Aku hanya ingin sedikit mengulang potretan-potretan yang tersimpan dalam hardisk hati yang selama ini masih, meski kekuatan hardisk dalam penyimpanan telah digerogoti virus dari apa yang menjadi perjalanan hidup. Lima tahun lalu ternyata menjadi pertemuan tersingkat dalam sejarah pettemuan yang berkelanjutan. 

Dua minggu dalam bayang perkenalan ternyata menjadikan kita lupa bahwa kita belum mengenal untuk lantas melanjutkan. Sayangnya kita geganah, menjadikan suatu perasaan tak pernah terpungkiri bahkan ditolak untuk memasuki relung hati. 

He : Hay,... aku "He". 
She : Ooh ya. Hay "He".

Terlalu singkat memang menceritakan awal dimulainya perkenalan secara seperti itu, tapi ketahuilan bahwa itu yang terpadu. Hingga menjadi sebuah perjalanan panjang memasuki apa yang kita akan jalani. Ketika sebuah perkenalan menjadi awal sebuah perasaan tak sama seperti yang lainnya, inilah yang membuat keduanya beruntung pada masanya.

He : "Aku sayang sama kamu, kamu mau jadi pacar aku?"
She : (dengan nada malu si "She") "Iya aku mau."

Ini lebih singkat lagi bukan, karena perlu diketahui, bahwa untuk mengungkapkan hal itu, kita hanya perlu dua minggu setelah perkenalan awal di atas. Bukannya itu terlalu singkat dalam sebuah keputusan. Ah apapun yang kita lakukan waktu itu seolah semuanya hanya menuruti kata hati yang keduanya memang baru pernah merasakan perasaan yang berbeda dari biasanya.

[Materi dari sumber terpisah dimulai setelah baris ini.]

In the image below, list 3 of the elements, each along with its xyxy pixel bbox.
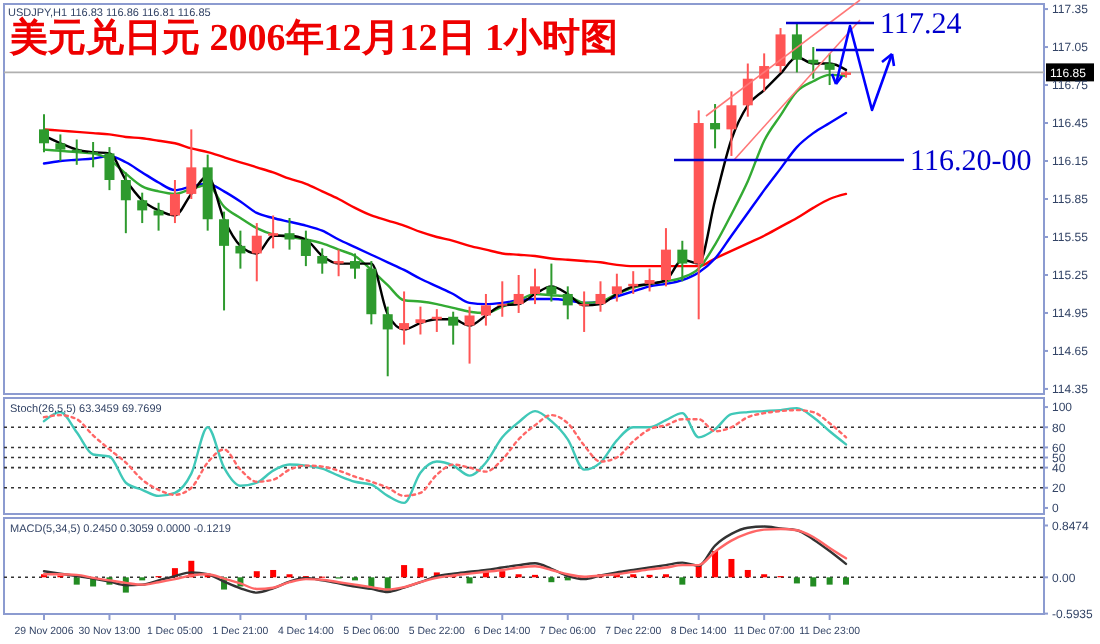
- chart-title: 美元兑日元 2006年12月12日 1小时图: [8, 16, 618, 60]
- text: 117.24: [880, 9, 963, 41]
- text: 116.20-00: [910, 146, 1032, 178]
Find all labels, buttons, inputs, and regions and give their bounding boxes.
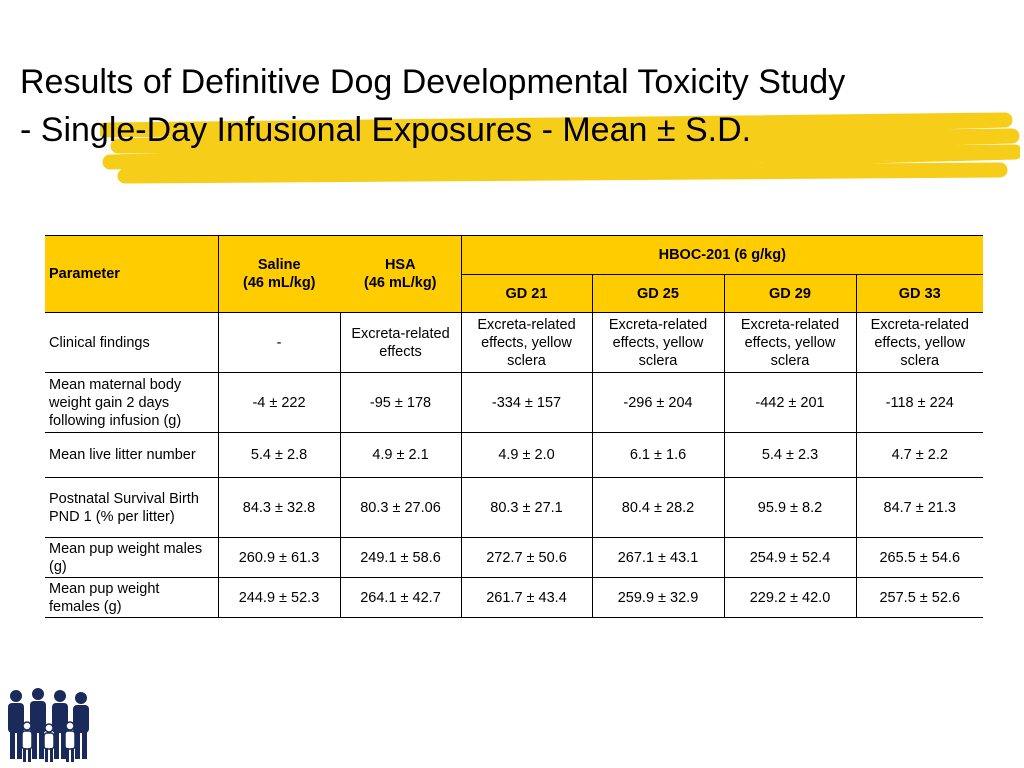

Penciptaan sebuah ikatan dengan perkenalan singkat ternyata menjadi awal kita menjalani sebuah status tanpa tau status apa sebenarnya itu. Kenyamanan, kebahagiaan, kesukaran, kegokilan, pengertian, pemahaman serta air mata menjadi warna dalam setiap cerita keduanya "He and She". Tak sesempurna seperti yang lainnya memang, sayangnya itu menjadi sesuatu yang tak pernah luput untuk dikenang.

Sayang, keretakan dalam sebuah hubungan takan pernah terpinggirkan. Dengan komitmen serta keputusan tanpa penyesalan menjadikan keduanya tak bisa dianggap menjalin status yang keduanya saja tidak tau status apa itu. Kesendirian masing-masing kala itu sungguh menyakitkan, layaknya duduk menangis tanpa ada bah di sampingnya, dan saat kita menoleh berharap ada seseorang yang tersenyum menyediakan bahu dengan genggaman erat tangan ternyata semuanya kosong. Hanya ada angin yang selalu menyapu kedinginan hati yang tak pernah terganti.

Tiga bulan telah terlewati, seolah tanpa cerita yang pantas tuk tertulis dalam buku karena hanya pikiran kekosongan dan flashback kenangan tak terlupakan. Tanpa komunikasi, bertatap, berpapas, berdialog dan ber-ber yang lain kita seolah seseorang yang baru kenal lagi kala itu. Seperti awal, persis saat perkenalan menjadikan sesuatu yang berkelanjutan.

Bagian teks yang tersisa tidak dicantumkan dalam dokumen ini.